Karadzic went to ground after the 1995 Dayton accords, which ended the Bosnian war, and was widely thought to have first based himself in the rugged mountains near the border of his native Montenegro. In the years since then, prosecutors at the International Criminal Tribunal for the Former Yugoslavia often complained that NATO and its associated intelligence services weren't trying hard enough to find Karadzic and his Bosnian Serb military commander, Ratko Mladic. Certainly no one has admitted to having had any inkling of Karadzic's final disguise: as a self-styled "spiritual researcher" named Dragan David Dabic.
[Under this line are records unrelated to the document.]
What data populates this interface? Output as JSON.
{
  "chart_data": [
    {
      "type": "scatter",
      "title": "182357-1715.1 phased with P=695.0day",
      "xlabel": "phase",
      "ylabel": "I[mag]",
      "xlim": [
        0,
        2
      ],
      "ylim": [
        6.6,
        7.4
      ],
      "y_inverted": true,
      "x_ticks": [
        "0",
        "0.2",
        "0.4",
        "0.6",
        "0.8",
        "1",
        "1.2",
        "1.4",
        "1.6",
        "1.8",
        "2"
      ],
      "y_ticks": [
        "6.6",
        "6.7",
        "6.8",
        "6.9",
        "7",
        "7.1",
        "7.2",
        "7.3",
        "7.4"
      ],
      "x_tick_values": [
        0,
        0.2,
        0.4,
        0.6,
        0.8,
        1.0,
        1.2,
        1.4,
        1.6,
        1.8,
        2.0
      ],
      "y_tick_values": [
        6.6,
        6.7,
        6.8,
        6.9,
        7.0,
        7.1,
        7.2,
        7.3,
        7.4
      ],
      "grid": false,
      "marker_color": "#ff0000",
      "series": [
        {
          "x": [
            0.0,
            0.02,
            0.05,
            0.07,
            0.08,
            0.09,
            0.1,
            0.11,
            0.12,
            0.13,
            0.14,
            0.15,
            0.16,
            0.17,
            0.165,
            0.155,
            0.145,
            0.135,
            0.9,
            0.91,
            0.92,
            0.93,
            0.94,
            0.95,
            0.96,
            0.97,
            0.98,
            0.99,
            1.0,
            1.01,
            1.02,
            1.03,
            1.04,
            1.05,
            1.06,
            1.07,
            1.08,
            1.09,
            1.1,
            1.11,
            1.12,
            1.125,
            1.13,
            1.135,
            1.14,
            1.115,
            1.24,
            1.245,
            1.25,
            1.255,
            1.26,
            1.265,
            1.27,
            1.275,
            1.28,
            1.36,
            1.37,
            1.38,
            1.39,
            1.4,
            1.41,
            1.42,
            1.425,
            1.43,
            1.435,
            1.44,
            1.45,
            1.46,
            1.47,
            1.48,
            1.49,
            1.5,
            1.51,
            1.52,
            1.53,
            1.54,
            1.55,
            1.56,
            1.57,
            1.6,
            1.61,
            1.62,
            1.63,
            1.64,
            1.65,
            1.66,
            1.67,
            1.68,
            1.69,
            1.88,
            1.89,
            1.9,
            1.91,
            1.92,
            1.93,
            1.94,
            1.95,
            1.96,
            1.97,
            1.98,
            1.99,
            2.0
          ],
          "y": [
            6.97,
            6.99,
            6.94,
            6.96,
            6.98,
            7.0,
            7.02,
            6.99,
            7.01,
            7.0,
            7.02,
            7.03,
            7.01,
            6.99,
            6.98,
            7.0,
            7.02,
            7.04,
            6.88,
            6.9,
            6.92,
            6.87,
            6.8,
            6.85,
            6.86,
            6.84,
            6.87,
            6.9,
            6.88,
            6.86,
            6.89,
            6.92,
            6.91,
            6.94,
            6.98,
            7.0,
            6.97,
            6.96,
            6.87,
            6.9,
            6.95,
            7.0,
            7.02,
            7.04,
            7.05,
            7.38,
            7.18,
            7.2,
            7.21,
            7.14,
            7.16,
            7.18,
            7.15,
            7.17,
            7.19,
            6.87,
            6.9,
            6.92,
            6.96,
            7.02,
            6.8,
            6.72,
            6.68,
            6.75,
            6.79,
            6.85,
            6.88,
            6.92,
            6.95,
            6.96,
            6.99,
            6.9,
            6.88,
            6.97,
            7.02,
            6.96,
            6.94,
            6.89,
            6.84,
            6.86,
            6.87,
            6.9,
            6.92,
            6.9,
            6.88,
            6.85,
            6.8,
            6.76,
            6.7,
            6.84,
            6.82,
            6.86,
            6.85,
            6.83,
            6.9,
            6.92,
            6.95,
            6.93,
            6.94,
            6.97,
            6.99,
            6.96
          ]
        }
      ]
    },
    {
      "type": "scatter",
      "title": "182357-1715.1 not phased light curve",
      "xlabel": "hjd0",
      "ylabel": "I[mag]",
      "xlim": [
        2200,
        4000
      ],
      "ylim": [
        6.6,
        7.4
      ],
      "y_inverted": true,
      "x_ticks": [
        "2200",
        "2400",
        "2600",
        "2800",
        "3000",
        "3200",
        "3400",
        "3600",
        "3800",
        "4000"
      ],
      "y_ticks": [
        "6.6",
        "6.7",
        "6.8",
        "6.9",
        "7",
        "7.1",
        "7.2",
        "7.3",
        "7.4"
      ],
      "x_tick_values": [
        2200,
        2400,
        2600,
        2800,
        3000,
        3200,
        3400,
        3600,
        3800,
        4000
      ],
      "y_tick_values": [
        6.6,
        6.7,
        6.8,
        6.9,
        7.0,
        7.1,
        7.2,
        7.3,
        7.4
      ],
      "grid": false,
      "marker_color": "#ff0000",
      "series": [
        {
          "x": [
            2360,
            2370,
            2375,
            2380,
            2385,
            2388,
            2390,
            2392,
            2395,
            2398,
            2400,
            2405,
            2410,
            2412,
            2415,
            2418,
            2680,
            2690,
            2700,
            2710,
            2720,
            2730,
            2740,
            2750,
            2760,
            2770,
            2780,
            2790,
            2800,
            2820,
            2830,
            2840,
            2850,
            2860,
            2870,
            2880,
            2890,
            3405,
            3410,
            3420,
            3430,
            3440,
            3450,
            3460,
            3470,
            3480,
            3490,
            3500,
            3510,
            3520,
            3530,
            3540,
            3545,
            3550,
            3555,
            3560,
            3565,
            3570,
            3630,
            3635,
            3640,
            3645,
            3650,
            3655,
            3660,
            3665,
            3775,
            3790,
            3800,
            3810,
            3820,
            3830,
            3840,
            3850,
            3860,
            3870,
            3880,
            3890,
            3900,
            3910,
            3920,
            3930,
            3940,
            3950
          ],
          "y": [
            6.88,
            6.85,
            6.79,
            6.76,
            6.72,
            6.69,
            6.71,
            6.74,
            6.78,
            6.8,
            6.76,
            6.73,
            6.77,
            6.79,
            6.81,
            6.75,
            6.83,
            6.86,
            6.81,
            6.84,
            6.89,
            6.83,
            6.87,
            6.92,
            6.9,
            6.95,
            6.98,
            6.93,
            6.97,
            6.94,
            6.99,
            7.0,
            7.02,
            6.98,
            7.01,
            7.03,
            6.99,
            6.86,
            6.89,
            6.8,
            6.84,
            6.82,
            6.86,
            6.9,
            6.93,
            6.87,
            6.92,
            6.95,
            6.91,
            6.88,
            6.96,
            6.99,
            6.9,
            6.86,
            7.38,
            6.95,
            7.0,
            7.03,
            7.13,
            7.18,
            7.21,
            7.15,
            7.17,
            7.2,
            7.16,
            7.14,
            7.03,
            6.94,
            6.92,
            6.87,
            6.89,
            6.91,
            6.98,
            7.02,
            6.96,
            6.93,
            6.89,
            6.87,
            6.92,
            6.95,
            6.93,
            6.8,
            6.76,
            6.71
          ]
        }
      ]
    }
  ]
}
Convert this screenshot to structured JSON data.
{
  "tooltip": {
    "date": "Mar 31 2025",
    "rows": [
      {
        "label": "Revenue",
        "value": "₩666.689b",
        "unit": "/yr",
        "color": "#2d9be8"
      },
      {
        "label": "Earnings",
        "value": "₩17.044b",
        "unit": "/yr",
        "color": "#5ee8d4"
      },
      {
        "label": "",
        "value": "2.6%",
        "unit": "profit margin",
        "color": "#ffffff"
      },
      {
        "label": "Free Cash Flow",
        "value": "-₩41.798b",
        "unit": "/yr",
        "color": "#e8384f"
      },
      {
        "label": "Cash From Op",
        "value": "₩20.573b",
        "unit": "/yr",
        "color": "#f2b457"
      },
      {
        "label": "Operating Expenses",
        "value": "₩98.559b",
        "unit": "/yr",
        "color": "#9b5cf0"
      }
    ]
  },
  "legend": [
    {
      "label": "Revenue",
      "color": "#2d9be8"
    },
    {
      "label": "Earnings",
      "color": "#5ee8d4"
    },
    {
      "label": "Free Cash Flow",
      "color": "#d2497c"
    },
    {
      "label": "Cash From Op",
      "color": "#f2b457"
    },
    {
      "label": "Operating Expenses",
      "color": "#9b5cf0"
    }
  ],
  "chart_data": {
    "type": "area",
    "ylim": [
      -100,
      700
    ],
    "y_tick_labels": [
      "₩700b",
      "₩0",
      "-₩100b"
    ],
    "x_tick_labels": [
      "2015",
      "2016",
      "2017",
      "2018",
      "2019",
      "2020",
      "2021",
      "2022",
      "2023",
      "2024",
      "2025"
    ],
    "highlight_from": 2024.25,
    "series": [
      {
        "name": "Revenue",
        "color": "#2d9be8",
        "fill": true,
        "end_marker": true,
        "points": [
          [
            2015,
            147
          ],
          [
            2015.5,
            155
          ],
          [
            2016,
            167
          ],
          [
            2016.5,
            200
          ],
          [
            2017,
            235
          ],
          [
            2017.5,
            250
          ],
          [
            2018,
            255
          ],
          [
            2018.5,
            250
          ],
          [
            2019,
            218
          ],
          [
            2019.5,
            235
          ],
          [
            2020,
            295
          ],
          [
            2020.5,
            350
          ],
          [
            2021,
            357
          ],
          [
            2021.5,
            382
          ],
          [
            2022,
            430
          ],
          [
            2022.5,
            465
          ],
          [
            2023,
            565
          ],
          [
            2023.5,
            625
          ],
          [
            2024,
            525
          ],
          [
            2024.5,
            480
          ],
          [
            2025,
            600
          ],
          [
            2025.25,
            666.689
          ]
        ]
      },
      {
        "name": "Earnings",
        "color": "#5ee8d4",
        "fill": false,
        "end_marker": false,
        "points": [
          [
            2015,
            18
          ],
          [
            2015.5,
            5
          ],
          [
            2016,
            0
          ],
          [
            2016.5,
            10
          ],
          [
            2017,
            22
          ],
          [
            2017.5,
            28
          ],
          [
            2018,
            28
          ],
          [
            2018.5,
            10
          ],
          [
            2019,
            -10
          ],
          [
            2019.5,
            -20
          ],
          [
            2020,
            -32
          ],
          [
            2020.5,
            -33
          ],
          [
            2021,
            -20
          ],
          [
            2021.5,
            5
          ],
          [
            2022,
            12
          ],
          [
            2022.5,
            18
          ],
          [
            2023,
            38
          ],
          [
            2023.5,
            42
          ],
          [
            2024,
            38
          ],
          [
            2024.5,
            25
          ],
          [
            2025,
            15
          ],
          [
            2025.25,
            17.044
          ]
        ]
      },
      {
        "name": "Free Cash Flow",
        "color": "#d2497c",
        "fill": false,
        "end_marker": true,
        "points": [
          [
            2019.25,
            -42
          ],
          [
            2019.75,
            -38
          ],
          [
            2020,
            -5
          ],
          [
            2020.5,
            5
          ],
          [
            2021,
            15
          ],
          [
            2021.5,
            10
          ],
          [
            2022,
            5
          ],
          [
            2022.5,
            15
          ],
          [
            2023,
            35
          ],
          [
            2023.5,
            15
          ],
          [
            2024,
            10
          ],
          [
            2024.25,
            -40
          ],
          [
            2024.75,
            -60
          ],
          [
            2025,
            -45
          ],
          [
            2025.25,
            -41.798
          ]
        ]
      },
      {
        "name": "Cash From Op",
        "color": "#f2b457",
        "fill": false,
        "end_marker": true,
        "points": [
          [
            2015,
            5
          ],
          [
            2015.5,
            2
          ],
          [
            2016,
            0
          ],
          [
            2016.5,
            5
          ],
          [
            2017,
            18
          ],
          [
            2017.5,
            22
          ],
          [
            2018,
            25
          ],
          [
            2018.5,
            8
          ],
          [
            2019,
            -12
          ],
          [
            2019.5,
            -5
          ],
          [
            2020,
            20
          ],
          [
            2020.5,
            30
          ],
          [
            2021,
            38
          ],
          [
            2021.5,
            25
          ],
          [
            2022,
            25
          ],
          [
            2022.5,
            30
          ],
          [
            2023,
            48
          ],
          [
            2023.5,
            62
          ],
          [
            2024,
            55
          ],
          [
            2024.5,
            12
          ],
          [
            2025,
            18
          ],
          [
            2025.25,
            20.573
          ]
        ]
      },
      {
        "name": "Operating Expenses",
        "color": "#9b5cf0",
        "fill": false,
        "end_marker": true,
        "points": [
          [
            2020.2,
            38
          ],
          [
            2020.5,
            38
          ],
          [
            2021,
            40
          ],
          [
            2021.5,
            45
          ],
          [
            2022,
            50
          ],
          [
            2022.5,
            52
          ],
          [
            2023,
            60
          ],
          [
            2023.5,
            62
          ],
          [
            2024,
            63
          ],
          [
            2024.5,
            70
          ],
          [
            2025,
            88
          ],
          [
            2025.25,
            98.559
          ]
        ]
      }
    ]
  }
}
"He was very convincing," said Vladimir Vukcevic, Serbia's special war crimes prosecutor. "He looked like a cross between Sigmund Freud and a beat poet," says Goran Kojic, the editor of the Belgrade magazine Healthy Life, for which "Dr. Dabic" wrote a column. The endless, often vile dilations on the dangers of Islam and the suffering of the Serbs that Karadzic peddled during the war seem to have segued into a snake-oil sales pitch for "personal auras" and "vital energies."
It's not karma, though, that caused Karadzic's arrest to happen when it did. For years, prosecutors at the Hague have considered the Serbian government more interested in protecting Karadzic and Mladic than in finding them. That changed in early July when the coalition government led by President Boris Tadic took power in Belgrade. Tadic had narrowly defeated hard-line nationalists at the polls on May 11, aided by promises from European Union leaders that Brussels wanted to open the door to Serbia's eventual accession provided Belgrade cooperated in bringing Karadzic and Mladic to justice.
Tadic took that charge seriously. Just three days before Karadzic's arrest, the head of the Serbian security service, Rade Bulatovic, resigned; he was quickly replaced by a young and respected investigator, Sasa Vukadinovic. Bulatovic was considered an ally of former Prime Minister Vojislav Kostunica, a nationalist and staunch opponent of the tribunal. "I am sure that at least some parts of the intelligence community were involved in protecting Karadzic," says Milos Vasic, a security analyst for Belgrade's political weekly Vreme.
Whether Karadzic was accorded such assistance is only one of several outstanding mysteries. What's telling now in the Belgrade operation is who took the credit for finding Karadzic and who did not. "We have just jumped over a big hurdle on the pathway toward European integration," said Defense Minister Dragan Sutanovac, a member of Tadic's Democratic Party. By contrast, the government's junior coalition partner, the Socialist Party of Serbia once led by former Serbian leader Slobodan Milosevic was less effusive. Its leader, Ivica Dacic, heads the Interior Ministry, which pointedly denied that police had been involved in Karadzic's arrest.
Yet even among Serb nationalists, the Bosnian war is receding into history, relegated to Serbia's long catalogue of mythic losses. Aleksandar Vucic, the secretary-general of the ultranationalist Serbian Radical Party, said the arrest marked "a horrible day for Serbia." But the spontaneous demonstrations in Belgrade against Karadzic's arrest didn't approach the intensity of February's street violence over Kosovo's unilateral declaration of independence.